Wed, 04 Aug 2021

By Oliver Trust

BERLIN, June 11 (Xinhua) -- While beer gardens reopen and daily life is gradually returning back to normal, enthusiasm for football only seems to growing slowly in Germany.

Ahead of the group opener next Tuesday evening in Munich against reigning world champions France, the country seems divided.

Some are happy about the pan-European tournament, with spectators returning to stadiums hoping for a revival of the so-called summer fairy-tale of 2006, when hundreds of thousands celebrated on the streets.

They hope football can trigger new optimism among the people.

Critics fear things could turn back to bad regarding COVID-19 infection numbers, and say the country is stuck with more important issues, such as fully reopening schools.

The challenges of a pan-European tournament played in 11 cities all over the continent doesn't seem the only difficulty for the German national team.

Approval rates for Die Mannschaft have decreased since the 2014 World Cup triumph in Brazil due to a poor performance four years later in Russia, followed by a failed rejuvenation process initiated by national coach Joachim Low.

Ahead of this summer's tournament, the 61-year-old announced his departure after 15 years in charge to make way for his successor, former Bayern Munich coach Hansi Flick.

Critics complain about professional football's increasing commercialization, and the German association having lost contact with fans and ordinary people.

TV viewing figures have declined in recent months, and the national team seems to have damaged its reputation and fans' trust.

National team manager Oliver Bierhoff was recently forced to defend the decision to pay out 400,000 Euros per player for winning the delayed 2020 European Championship.

"We are aware that's a significant payment, but as an association, I would be happy to pay in case we end up as the winner," Bierhoff said.

The former striker added the association has understood people's needs and concerns and is trying to create a better relationship between the fans and the team.

In 2021, people don't seem to party dressed in German shirts with their faces covered in the country's colors.
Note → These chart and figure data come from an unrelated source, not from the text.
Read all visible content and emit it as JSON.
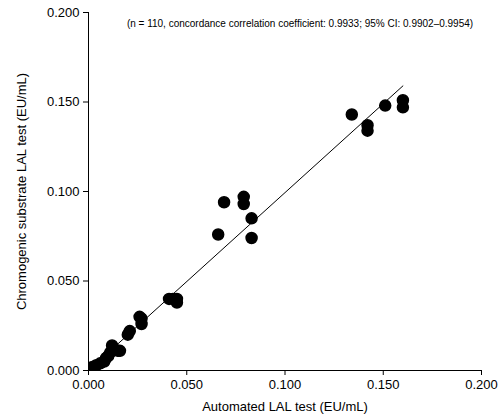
{
  "chart_data": {
    "type": "scatter",
    "annotation": "(n = 110, concordance correlation coefficient: 0.9933; 95% CI: 0.9902–0.9954)",
    "x_label": "Automated LAL test (EU/mL)",
    "y_label": "Chromogenic substrate LAL test (EU/mL)",
    "xlim": [
      0,
      0.2
    ],
    "ylim": [
      0,
      0.2
    ],
    "xticks": [
      {
        "value": 0,
        "label": "0.000"
      },
      {
        "value": 0.05,
        "label": "0.050"
      },
      {
        "value": 0.1,
        "label": "0.100"
      },
      {
        "value": 0.15,
        "label": "0.150"
      },
      {
        "value": 0.2,
        "label": "0.200"
      }
    ],
    "yticks": [
      {
        "value": 0,
        "label": "0.000"
      },
      {
        "value": 0.05,
        "label": "0.050"
      },
      {
        "value": 0.1,
        "label": "0.100"
      },
      {
        "value": 0.15,
        "label": "0.150"
      },
      {
        "value": 0.2,
        "label": "0.200"
      }
    ],
    "grid": false,
    "series": [
      {
        "type": "scatter",
        "color": "#000000",
        "marker": "circle",
        "x": [
          0.001,
          0.002,
          0.003,
          0.004,
          0.006,
          0.008,
          0.009,
          0.01,
          0.011,
          0.012,
          0.013,
          0.015,
          0.016,
          0.02,
          0.021,
          0.026,
          0.027,
          0.027,
          0.041,
          0.043,
          0.045,
          0.045,
          0.066,
          0.069,
          0.079,
          0.079,
          0.083,
          0.083,
          0.134,
          0.142,
          0.142,
          0.151,
          0.16,
          0.16
        ],
        "values": [
          0.001,
          0.002,
          0.002,
          0.003,
          0.004,
          0.005,
          0.007,
          0.008,
          0.01,
          0.014,
          0.012,
          0.011,
          0.011,
          0.02,
          0.022,
          0.03,
          0.026,
          0.029,
          0.04,
          0.04,
          0.038,
          0.04,
          0.076,
          0.094,
          0.097,
          0.093,
          0.085,
          0.074,
          0.143,
          0.137,
          0.134,
          0.148,
          0.151,
          0.147
        ]
      },
      {
        "type": "line",
        "color": "#000000",
        "line_style": "solid",
        "x": [
          0,
          0.16
        ],
        "values": [
          0,
          0.159
        ]
      }
    ]
  }
}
Sales of flags and shirts dropped, and up to 75 percent of people surveyed by one poll said they wouldn't buy one this year.

Although a few TV sets were installed, public viewing isn't planned to take place as authorities fear hundreds could come together and forget about safety measures.

While bars and beer garden owners celebrate, the return to normal has given others mixed emotions. Restrained reactions seem to be grounded in the short-term decision to run the Euros despite the continent's ongoing problems to control the pandemic.

Authorities responsible for the Allianz Arena in Munich took their time to allow the return of fans and will accept 14,500 fans accompanied by strict hygiene protocols.

German fans seem to need to warm up to the return of football played by the national team while travel restrictions across Europe remain. Fans of clubs in the Bundesliga might eagerly wait for their return to cheer their heroes, but still seem suspicious regarding the national team.

The German team seems aware of the challenge to get people back on side. "The atmosphere in the squad couldn't be better. We can't wait to start and hope we can make people happy with our games. We are pleased about the return of fans in the arenas," national team returnee Thomas Muller said.